Reticulate Installation for Python in RStudio

I. Installation

Installing the reticulate package in RStudio
Using the reticulate package from R to install python libraries

II. Applied Exercises

Create an R Markdown file
Using R to read in and examine a dataset
Using Python to read in and examine a dataset

III. GitHub Repository

Installing the reticulate package in RStudio

The following is a brief introduction on how to install the reticulate package in RStudio so that you can integrate Python libraries into the IDE (workspace) that shares code with R. This will enable you to eventually knit everything together with R and Python into one neat looking R Markdown document.

The importance of determining and setting the working directory cannot be stressed enough. Obtain the path to the working directory by running the getwd() function. Set the working directory by running the setwd("...") function, filling the parentheses inside with the correct path.

getwd() 
setwd()

To install specific packages, it is equally important to ensure to set the working directory to where base R is installed. In the console window, install the reticulate package by entering and running the following code using the install.packages() R syntax:

install.packages("reticulate")

Using the reticulate package from R to install python libraries

The reticulate library allows us to install python packages in RStudio. However, to do that successfully, the syntax for calling the installation will change from install.packages() to py_install().
Load in the reticulate library and enter a new command for making a pandas (python) package installation through the library as follows:

library(reticulate)
py_install("pandas")

Create an R Markdown file

Navigate to the “File” menu up top, click on “New File,” follow by “R Markdown.”
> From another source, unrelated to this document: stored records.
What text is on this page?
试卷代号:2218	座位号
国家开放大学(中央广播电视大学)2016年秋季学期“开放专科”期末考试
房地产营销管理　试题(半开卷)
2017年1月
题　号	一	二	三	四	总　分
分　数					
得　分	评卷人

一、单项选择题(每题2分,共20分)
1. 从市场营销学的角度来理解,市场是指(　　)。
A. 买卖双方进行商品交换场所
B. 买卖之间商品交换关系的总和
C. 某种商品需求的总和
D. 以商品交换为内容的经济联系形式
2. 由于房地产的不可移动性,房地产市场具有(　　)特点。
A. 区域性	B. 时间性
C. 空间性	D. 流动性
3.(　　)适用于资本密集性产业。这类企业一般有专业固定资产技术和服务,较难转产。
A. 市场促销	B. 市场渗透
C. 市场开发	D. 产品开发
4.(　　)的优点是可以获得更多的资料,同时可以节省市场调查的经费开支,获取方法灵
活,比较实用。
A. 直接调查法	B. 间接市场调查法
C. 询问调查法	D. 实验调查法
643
The following window will pop-up, prompting you to save the file according to various selections. Go ahead and name. In this case, an example title is set to “Reticulate_Demo.” The author field can either be filled in or left blank, and it is best to select the “HTML” radio button since knitting (compiling) the outputs between PDF and HTML can always be switched between at a later time. Go ahead and click “OK.”

Take notice that the code window has now become pre-populated with several lines of helper code for formatting/ starting the R Markdown file with the correct syntax. In the following illustration below:

Lines 1-4 contain YAML parameters. YAML (short for “Yet Another Markup Language” or “YAML aint a Markup Language”) is a necessary component of the initiation of any R Markdown file, and should be placed in the file up top starting with three ---, and ending with the same ---. The default values include “title” and “output.”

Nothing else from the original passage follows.